Shares in 170 year-old shipping services group Clarksons (CKN) floated 6.5% higher to £39.25 after the company raised its earnings guidance due to strong trading in the second half to date, particularly in its financial and broking divisions.
The firm is now forecasting pre-tax profits of at least £65 million compared with a consensus estimate of £55 million and underlying profits of around £45 million last year.
In August, the company posted a 30% jump in first half profits to £27.5 million driven by strong trading across all areas of the business, lifting the shares 7% to £35.
The shipping market entered 2021 with a large imbalance between the supply of ships and the demand for sea freight. The global order book for new ships was at a 30-year low, shipbuilding capacity was much lower than a decade ago, and shipbuilders were facing difficulty raising finance and uncertainty over emissions rules.
On the demand side, after seaborne trade fell by half a billion tonnes last year due to Covid, demand recovered sharply in 2021 thanks to unprecedented government stimulus and a rebound in consumer spending, pushing up demand for container ships and leading to higher selling prices.
The market for shipping finance also picked up this year after what the firm described as ‘several years of restricted opportunity for shipping and offshore in the capital markets’, allowing the firm to turn a profit in the first half against losses last year.

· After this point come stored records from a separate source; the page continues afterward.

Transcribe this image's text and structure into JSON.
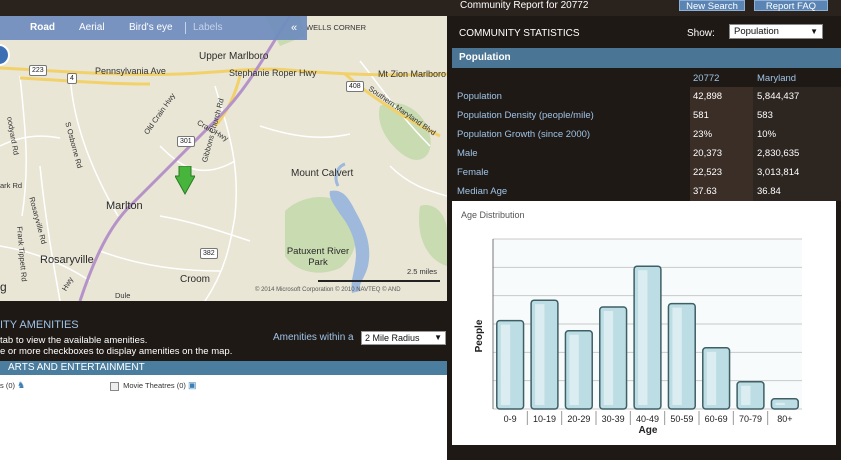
{
  "header": {
    "report_title": "Community Report for 20772",
    "new_search": "New Search",
    "report_faq": "Report FAQ"
  },
  "map": {
    "toolbar": {
      "road": "Road",
      "aerial": "Aerial",
      "birds_eye": "Bird's eye",
      "labels": "Labels",
      "collapse": "«"
    },
    "places": {
      "upper_marlboro": "Upper Marlboro",
      "mount_calvert": "Mount Calvert",
      "marlton": "Marlton",
      "rosaryville": "Rosaryville",
      "croom": "Croom",
      "patuxent_park": "Patuxent River Park",
      "wells_corner": "WELLS CORNER"
    },
    "roads": {
      "pennsylvania_ave": "Pennsylvania Ave",
      "stephanie_roper": "Stephanie Roper Hwy",
      "mt_zion": "Mt Zion Marlboro R",
      "old_crain": "Old Crain Hwy",
      "crain": "Crain Hwy",
      "southern_md": "Southern Maryland Blvd",
      "s_osborne": "S Osborne Rd",
      "rosaryville_rd": "Rosaryville Rd",
      "frank_tippett": "Frank Tippett Rd",
      "woodyard": "oodyard Rd",
      "ark_rd": "ark Rd",
      "gibbons_church": "Gibbons Church Rd",
      "duley": "Dule",
      "hwy_left": "Hwy",
      "g_left": "g"
    },
    "shields": [
      "223",
      "4",
      "301",
      "408",
      "382"
    ],
    "scale": "2.5 miles",
    "copyright": "© 2014 Microsoft Corporation   © 2010 NAVTEQ   © AND"
  },
  "amenities": {
    "title": "ITY AMENITIES",
    "line1": "tab to view the available amenities.",
    "line2": "e or more checkboxes to display amenities on the map.",
    "within_label": "Amenities within a",
    "radius": "2 Mile Radius",
    "arts_label": "ARTS AND ENTERTAINMENT",
    "items": [
      {
        "label": "s (0)"
      },
      {
        "label": "Movie Theatres (0)"
      }
    ]
  },
  "stats": {
    "title": "COMMUNITY STATISTICS",
    "show_label": "Show:",
    "show_value": "Population",
    "section": "Population",
    "col1": "20772",
    "col2": "Maryland",
    "rows": [
      {
        "label": "Population",
        "v1": "42,898",
        "v2": "5,844,437"
      },
      {
        "label": "Population Density (people/mile)",
        "v1": "581",
        "v2": "583"
      },
      {
        "label": "Population Growth (since 2000)",
        "v1": "23%",
        "v2": "10%"
      },
      {
        "label": "Male",
        "v1": "20,373",
        "v2": "2,830,635"
      },
      {
        "label": "Female",
        "v1": "22,523",
        "v2": "3,013,814"
      },
      {
        "label": "Median Age",
        "v1": "37.63",
        "v2": "36.84"
      }
    ]
  },
  "chart_data": {
    "type": "bar",
    "title": "Age Distribution",
    "xlabel": "Age",
    "ylabel": "People",
    "categories": [
      "0-9",
      "10-19",
      "20-29",
      "30-39",
      "40-49",
      "50-59",
      "60-69",
      "70-79",
      "80+"
    ],
    "values": [
      5.2,
      6.4,
      4.6,
      6.0,
      8.4,
      6.2,
      3.6,
      1.6,
      0.6
    ],
    "ylim": [
      0,
      10
    ],
    "grid": true,
    "bar_color": "#bcdde3"
  }
}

SECURE AND RISING DIVIDENDS
A lesser-known fact about Clarksons, but one management are very proud of, is that the firm has paid a progressively higher dividend for the last 18 years despite the ups and downs of the global economy.
Clarksons puts this down to the highly cash-generative nature of its business, supported by a strong balance sheet with net cash which has allowed it to invest in growth opportunities, bringing in more revenues and earnings.